ドラキュラ家庭教師②
PM 4:28
血吸は小声で「失礼しまぁす」と言いながら、恐る恐る扉を開ける。10畳ほどの部屋の至るところにグッバイ・キティのポスターやぬいぐるみ。かわいらしい女の子の部屋といった雰囲気だ。部屋の奥に置かれた学習机の前で椅子にふんぞり返る、金髪ロングヘアのミキホ。高校から帰って来たばかりで、ブレザーを着ている。
血吸「は、初めまして〜!今日から家庭教師を務める、
ミキホ「……座れ」
血吸「……座れっていっても椅子がなくて」
ミキホ「床に座るんだよ。あぐらかくなよ。結婚のあいさつしに来たみてぇにお行儀良く正座しろ」
血吸はミキホの右隣で正座をする。黙ったまま貧乏揺すりをするミキホ。沈黙の時間が数十秒流れた。

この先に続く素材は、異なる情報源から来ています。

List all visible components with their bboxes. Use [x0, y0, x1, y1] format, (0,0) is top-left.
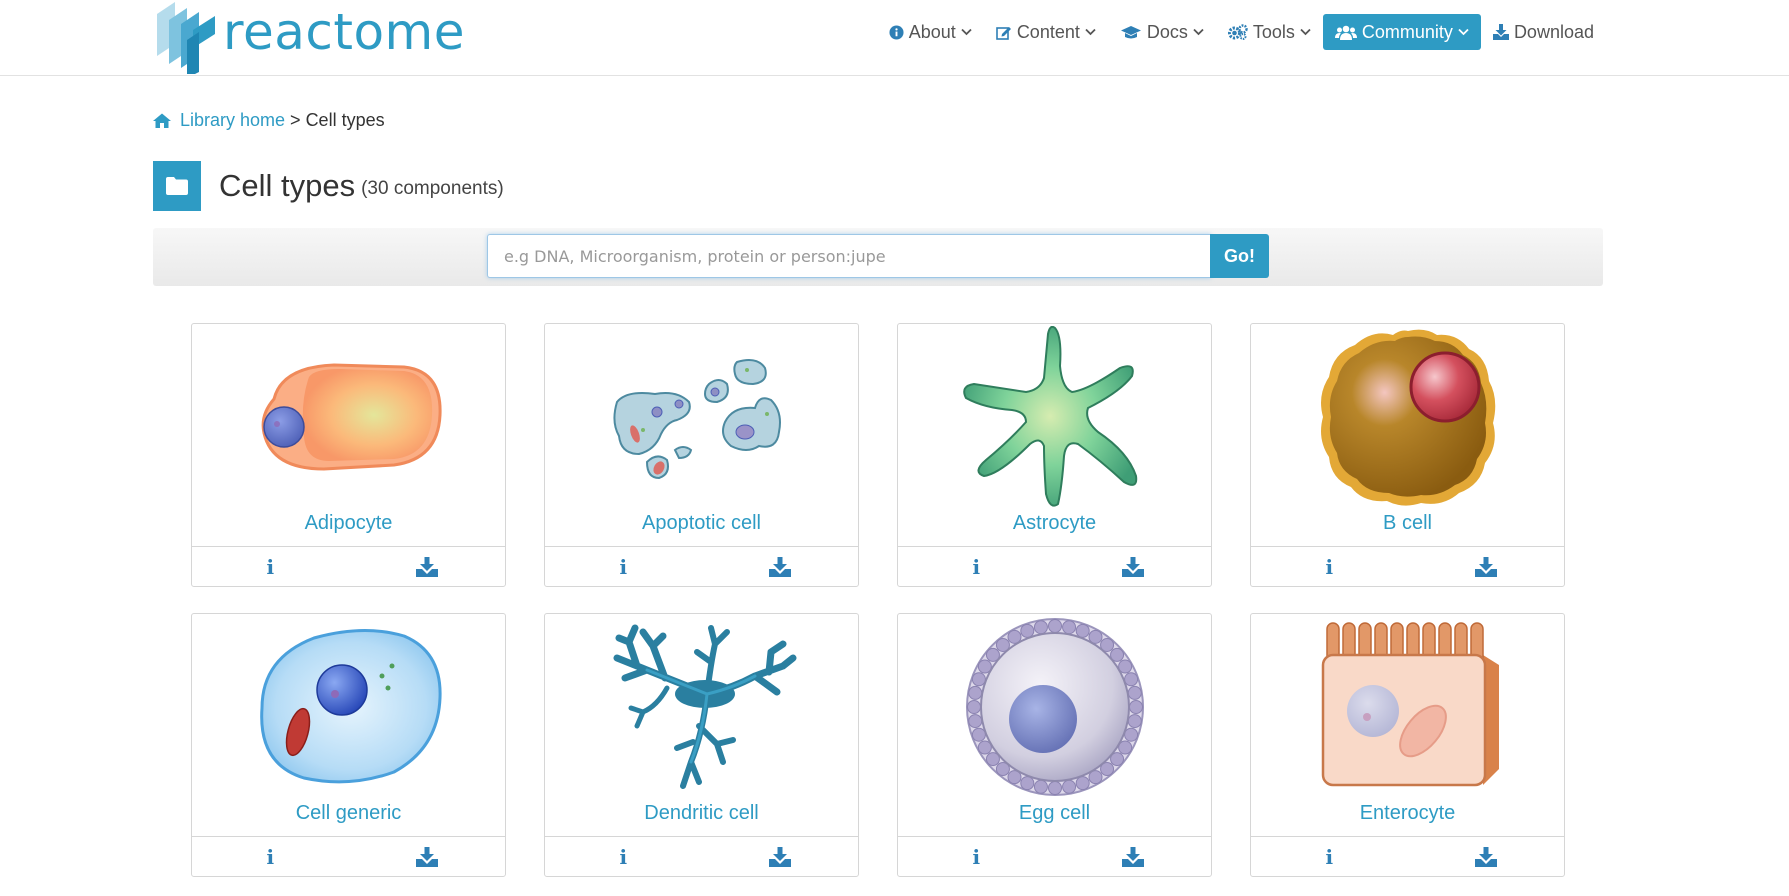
nav-about-label: About [908, 21, 956, 42]
info-icon[interactable]: i [1251, 547, 1408, 587]
nav-community[interactable]: Community [1322, 14, 1481, 50]
card-label[interactable]: Apoptotic cell [545, 512, 858, 535]
download-icon[interactable] [1055, 547, 1212, 587]
download-icon[interactable] [702, 547, 859, 587]
cell-generic-icon[interactable] [192, 614, 505, 800]
download-icon[interactable] [1408, 837, 1565, 877]
card-actions: i [898, 836, 1211, 877]
card-actions: i [545, 836, 858, 877]
dendritic-cell-icon[interactable] [545, 614, 858, 800]
info-circle-icon [889, 24, 904, 40]
card-label[interactable]: Dendritic cell [545, 802, 858, 825]
card-label[interactable]: Adipocyte [192, 512, 505, 535]
info-icon[interactable]: i [545, 837, 702, 877]
apoptotic-cell-icon[interactable] [545, 324, 858, 510]
info-icon[interactable]: i [898, 547, 1055, 587]
page-title: Cell types [219, 168, 356, 203]
card-actions: i [1251, 546, 1564, 587]
nav-download[interactable]: Download [1481, 14, 1606, 50]
breadcrumb-home-label: Library home [180, 110, 286, 130]
card-label[interactable]: Enterocyte [1251, 802, 1564, 825]
info-icon[interactable]: i [545, 547, 702, 587]
chevron-down-icon [961, 28, 972, 36]
nav-download-label: Download [1513, 21, 1594, 42]
cell-type-card: Adipocyte i [191, 323, 506, 587]
info-icon[interactable]: i [192, 837, 349, 877]
cell-type-card: Dendritic cell i [544, 613, 859, 877]
download-icon[interactable] [1408, 547, 1565, 587]
site-header: reactome About Content Docs Tools Commun… [0, 0, 1789, 76]
home-icon [153, 113, 171, 128]
nav-docs-label: Docs [1146, 21, 1188, 42]
brand-name: reactome [223, 3, 466, 61]
b-cell-icon[interactable] [1251, 324, 1564, 510]
page-header: Cell types (30 components) [153, 161, 504, 211]
search-go-button[interactable]: Go! [1210, 234, 1269, 278]
nav-content-label: Content [1016, 21, 1080, 42]
users-icon [1334, 25, 1357, 40]
enterocyte-icon[interactable] [1251, 614, 1564, 800]
egg-cell-icon[interactable] [898, 614, 1211, 800]
breadcrumb-separator: > [290, 110, 301, 130]
breadcrumb-home-link[interactable]: Library home [153, 110, 285, 131]
card-actions: i [545, 546, 858, 587]
component-count: (30 components) [361, 178, 504, 199]
nav-tools-label: Tools [1252, 21, 1295, 42]
info-icon[interactable]: i [898, 837, 1055, 877]
cell-type-card: Enterocyte i [1250, 613, 1565, 877]
nav-tools[interactable]: Tools [1216, 14, 1323, 50]
search-input[interactable] [487, 234, 1211, 278]
cell-type-card: B cell i [1250, 323, 1565, 587]
card-actions: i [192, 546, 505, 587]
astrocyte-icon[interactable] [898, 324, 1211, 510]
gears-icon [1227, 24, 1248, 40]
reactome-logo[interactable]: reactome [153, 0, 465, 74]
nav-about[interactable]: About [877, 14, 984, 50]
cell-type-card: Egg cell i [897, 613, 1212, 877]
download-icon[interactable] [702, 837, 859, 877]
nav-docs[interactable]: Docs [1108, 14, 1216, 50]
card-label[interactable]: Egg cell [898, 802, 1211, 825]
main-nav: About Content Docs Tools Community Downl… [877, 14, 1606, 50]
folder-icon [153, 161, 201, 211]
logo-mark-icon [157, 2, 215, 74]
info-icon[interactable]: i [1251, 837, 1408, 877]
edit-icon [996, 25, 1012, 40]
download-icon [1492, 24, 1509, 40]
search-bar: Go! [153, 228, 1603, 286]
chevron-down-icon [1458, 28, 1469, 36]
chevron-down-icon [1300, 28, 1311, 36]
cell-type-card: Astrocyte i [897, 323, 1212, 587]
cell-type-card: Cell generic i [191, 613, 506, 877]
chevron-down-icon [1085, 28, 1096, 36]
nav-community-label: Community [1361, 21, 1453, 42]
cell-type-card: Apoptotic cell i [544, 323, 859, 587]
download-icon[interactable] [349, 837, 506, 877]
card-label[interactable]: B cell [1251, 512, 1564, 535]
card-actions: i [898, 546, 1211, 587]
nav-content[interactable]: Content [984, 14, 1108, 50]
card-actions: i [1251, 836, 1564, 877]
breadcrumb: Library home > Cell types [153, 110, 385, 131]
card-label[interactable]: Cell generic [192, 802, 505, 825]
adipocyte-icon[interactable] [192, 324, 505, 510]
graduation-cap-icon [1120, 25, 1142, 40]
card-label[interactable]: Astrocyte [898, 512, 1211, 535]
info-icon[interactable]: i [192, 547, 349, 587]
download-icon[interactable] [1055, 837, 1212, 877]
breadcrumb-current: Cell types [305, 110, 385, 130]
chevron-down-icon [1193, 28, 1204, 36]
card-actions: i [192, 836, 505, 877]
download-icon[interactable] [349, 547, 506, 587]
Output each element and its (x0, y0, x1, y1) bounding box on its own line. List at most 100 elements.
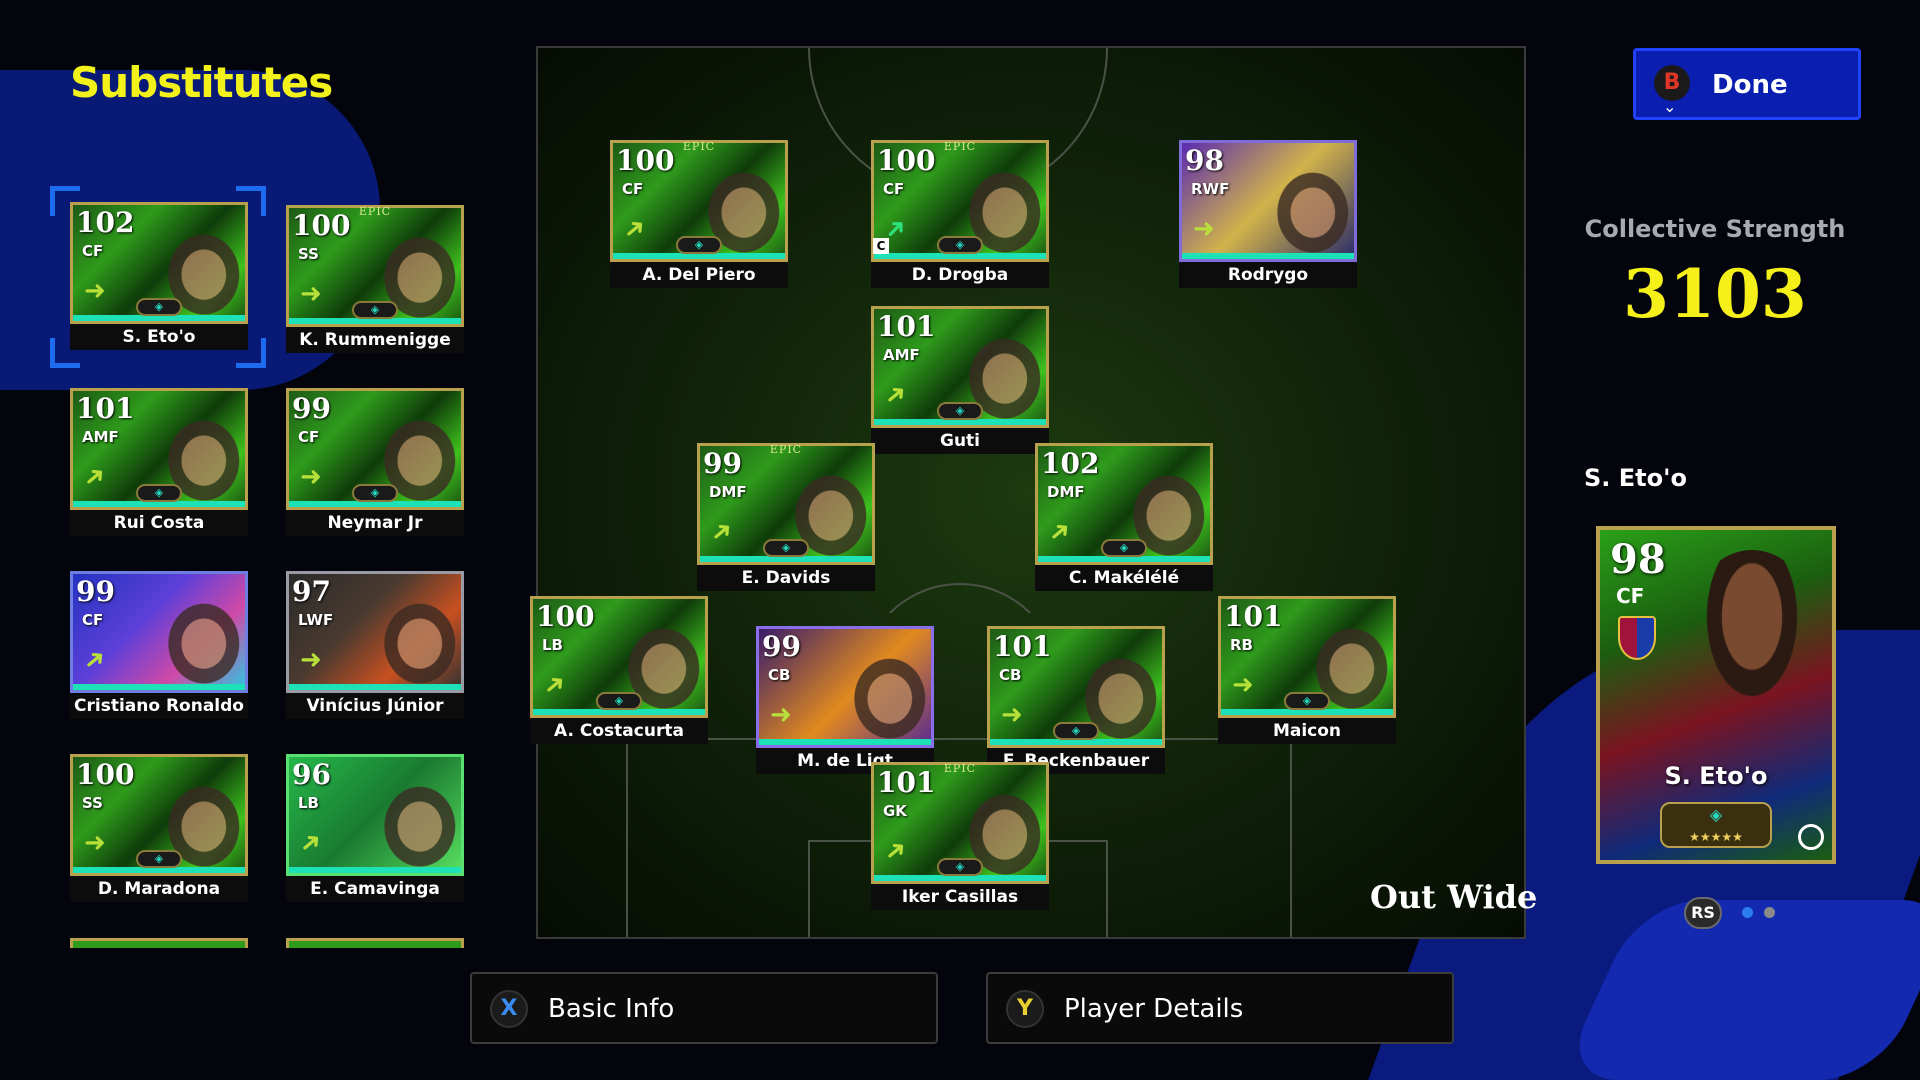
player-card[interactable]: 101 CB ➜ ◈ F. Beckenbauer (987, 626, 1165, 774)
formation-label: Out Wide (1370, 878, 1538, 916)
player-rating: 101 (76, 392, 135, 425)
player-rating: 98 (1185, 144, 1224, 177)
efootball-logo-icon (1798, 824, 1824, 850)
badge-icon: ◈ (676, 236, 722, 254)
selection-bracket (236, 338, 266, 368)
player-rating: 102 (76, 206, 135, 239)
player-card[interactable]: 101 RB ➜ ◈ Maicon (1218, 596, 1396, 744)
badge-icon: ◈ (1284, 692, 1330, 710)
rs-button-icon[interactable]: RS (1684, 897, 1722, 929)
player-position: DMF (709, 483, 747, 501)
player-position: LB (298, 794, 319, 812)
player-card[interactable]: 96 LB ➜ E. Camavinga (286, 754, 464, 902)
selection-bracket (236, 186, 266, 216)
player-card[interactable]: EPIC 100 CF ➜ ◈ C D. Drogba (871, 140, 1049, 288)
player-rating: 100 (76, 758, 135, 791)
player-card[interactable]: 99 CF ➜ ◈ Neymar Jr (286, 388, 464, 536)
player-card[interactable]: 100 SS ➜ ◈ D. Maradona (70, 754, 248, 902)
condition-arrow-icon: ➜ (300, 645, 322, 675)
player-card[interactable]: 102 DMF ➜ ◈ C. Makélélé (1035, 443, 1213, 591)
epic-label: EPIC (682, 140, 716, 153)
basic-info-button[interactable]: X Basic Info (470, 972, 938, 1044)
player-card[interactable]: EPIC 99 DMF ➜ ◈ E. Davids (697, 443, 875, 591)
badge-icon: ◈ (1709, 805, 1723, 824)
badge-icon: ◈ (937, 402, 983, 420)
player-rating: 102 (1041, 447, 1100, 480)
card-player-name: S. Eto'o (1664, 762, 1768, 790)
b-button-icon: B (1654, 65, 1690, 101)
selected-player-card[interactable]: 98 CF S. Eto'o ★★★★★ ◈ (1596, 526, 1836, 864)
player-card[interactable]: 99 CF ➜ Cristiano Ronaldo (70, 571, 248, 719)
page-dot[interactable] (1764, 907, 1775, 918)
player-card[interactable]: 97 LWF ➜ Vinícius Júnior (286, 571, 464, 719)
player-rating: 99 (76, 575, 115, 608)
y-button-icon: Y (1006, 990, 1044, 1028)
player-position: LB (542, 636, 563, 654)
player-card[interactable]: 98 RWF ➜ Rodrygo (1179, 140, 1357, 288)
condition-arrow-icon: ➜ (1232, 670, 1254, 700)
page-dot-active[interactable] (1742, 907, 1753, 918)
x-button-icon: X (490, 990, 528, 1028)
player-name: D. Drogba (871, 262, 1049, 288)
player-position: CF (622, 180, 644, 198)
player-name: E. Davids (697, 565, 875, 591)
player-card[interactable]: 101 AMF ➜ ◈ Rui Costa (70, 388, 248, 536)
captain-icon: C (873, 238, 889, 254)
badge-icon: ◈ (352, 301, 398, 319)
chevron-down-icon: ⌄ (1663, 97, 1677, 116)
player-card[interactable]: EPIC 100 SS ➜ ◈ K. Rummenigge (286, 205, 464, 353)
player-card-partial[interactable] (70, 938, 248, 948)
basic-info-label: Basic Info (548, 994, 675, 1024)
player-position: CF (298, 428, 320, 446)
player-name: Cristiano Ronaldo (70, 693, 248, 719)
player-position: DMF (1047, 483, 1085, 501)
substitutes-title: Substitutes (70, 58, 333, 107)
player-rating: 99 (292, 392, 331, 425)
condition-arrow-icon: ➜ (300, 462, 322, 492)
badge-icon: ◈ (763, 539, 809, 557)
badge-icon: ◈ (937, 858, 983, 876)
done-button[interactable]: B ⌄ Done (1633, 48, 1861, 120)
epic-label: EPIC (769, 443, 803, 456)
collective-strength-label: Collective Strength (1584, 215, 1846, 243)
player-position: CF (82, 611, 104, 629)
player-card[interactable]: 100 LB ➜ ◈ A. Costacurta (530, 596, 708, 744)
player-rating: 100 (616, 144, 675, 177)
player-card[interactable]: 101 AMF ➜ ◈ Guti (871, 306, 1049, 454)
player-name: Vinícius Júnior (286, 693, 464, 719)
badge-icon: ◈ (136, 298, 182, 316)
badge-icon: ◈ (596, 692, 642, 710)
player-position: AMF (82, 428, 119, 446)
player-card-partial[interactable] (286, 938, 464, 948)
badge-icon: ◈ (1101, 539, 1147, 557)
player-name: Iker Casillas (871, 884, 1049, 910)
player-name: A. Del Piero (610, 262, 788, 288)
condition-arrow-icon: ➜ (84, 276, 106, 306)
player-position: RWF (1191, 180, 1230, 198)
player-rating: 101 (1224, 600, 1283, 633)
player-details-button[interactable]: Y Player Details (986, 972, 1454, 1044)
collective-strength-value: 3103 (1623, 255, 1807, 333)
player-card[interactable]: EPIC 101 GK ➜ ◈ Iker Casillas (871, 762, 1049, 910)
player-card[interactable]: EPIC 100 CF ➜ ◈ A. Del Piero (610, 140, 788, 288)
condition-arrow-icon: ➜ (770, 700, 792, 730)
player-rating: 96 (292, 758, 331, 791)
player-rating: 100 (877, 144, 936, 177)
player-rating: 100 (292, 209, 351, 242)
player-rating: 101 (877, 310, 936, 343)
epic-label: EPIC (358, 205, 392, 218)
card-position: CF (1616, 584, 1645, 608)
epic-label: EPIC (943, 762, 977, 775)
player-card[interactable]: 99 CB ➜ M. de Ligt (756, 626, 934, 774)
player-rating: 99 (762, 630, 801, 663)
player-name: S. Eto'o (70, 324, 248, 350)
player-card[interactable]: 102 CF ➜ ◈ S. Eto'o (70, 202, 248, 350)
badge-icon: ◈ (136, 850, 182, 868)
badge-icon: ◈ (1053, 722, 1099, 740)
badge-icon: ◈ (136, 484, 182, 502)
player-name: Maicon (1218, 718, 1396, 744)
player-rating: 100 (536, 600, 595, 633)
player-name: C. Makélélé (1035, 565, 1213, 591)
club-crest-icon (1618, 616, 1656, 660)
player-name: A. Costacurta (530, 718, 708, 744)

血吸「……軽く自己紹介をしようか!私は前に小学校の教師をしていて」
ミキホ「興味ねぇよ」
血吸「そ、そっか。じゃあさっそく授業を始めよう!苦手科目はあるかな?その科目からやろう」
ミキホ「無い」
ミキホは机の横のフックに掛かったスクールバッグに右手を入れると、数枚の紙を取り出し血吸の顔に向かって乱暴に投げつけた。顔に当たって床に散らばった紙を拾い上げる血吸。全て期末試験の答案用紙だった。
血吸「英語II……98点、現代文……99点、数学B……98点、生物……100点!他の教科も全部98点以上!?」
ミキホ「オヤジに見せたら、『これだけ勉強ができるなら大学に行け』って言われるだろうから隠しているが、私は勉強ができないわけじゃない」
血吸「私が見ても同じことを言うよ!大学を目指すべきだ!しかも難関大を!」
ミキホ「私が勉強してるのはヤクザになるためだ。頭を使わなくてもヤクザができる時代なんてとっくの昔に終わってる。組を企業に近い1つの組織として捉え、効率的に運営する。そのための知識や判断力を能動的に学習する訓練を今のうちからしてるだけだ」
血吸「なんか賢いなぁ!そこらの高校生よりよっぽど将来見据えてる!」
ミキホ「仮に進学するにしても、アンタら家庭教師なんて不要なくらい私は勉強ができるんだよ」
血吸「う、う〜む……」
ミキホ「今すぐ帰ってくれればアンタに危害は加えねぇ。他の家庭教師どもはテストの点数を見せたら、おとなしく引き下がってくれたぜ?」
血吸「でも」
ミキホ「オヤジに脅されてんだろ?安心しろ。私から『相性が悪かったから辞めてもらった』って伝えとくからよ。今までの家庭教師もそれでおとがめなく辞められてる」
迷う血吸。ミキホの言うとおり、血吸が大学進学をすすめるのは浜栗組長から脅迫に近い依頼をされているから。しかしそれは数分前までの話。ミキホの成績やヤクザになるための考え方を知り、元教育者として進学してほしいという気持ちが強まっていた。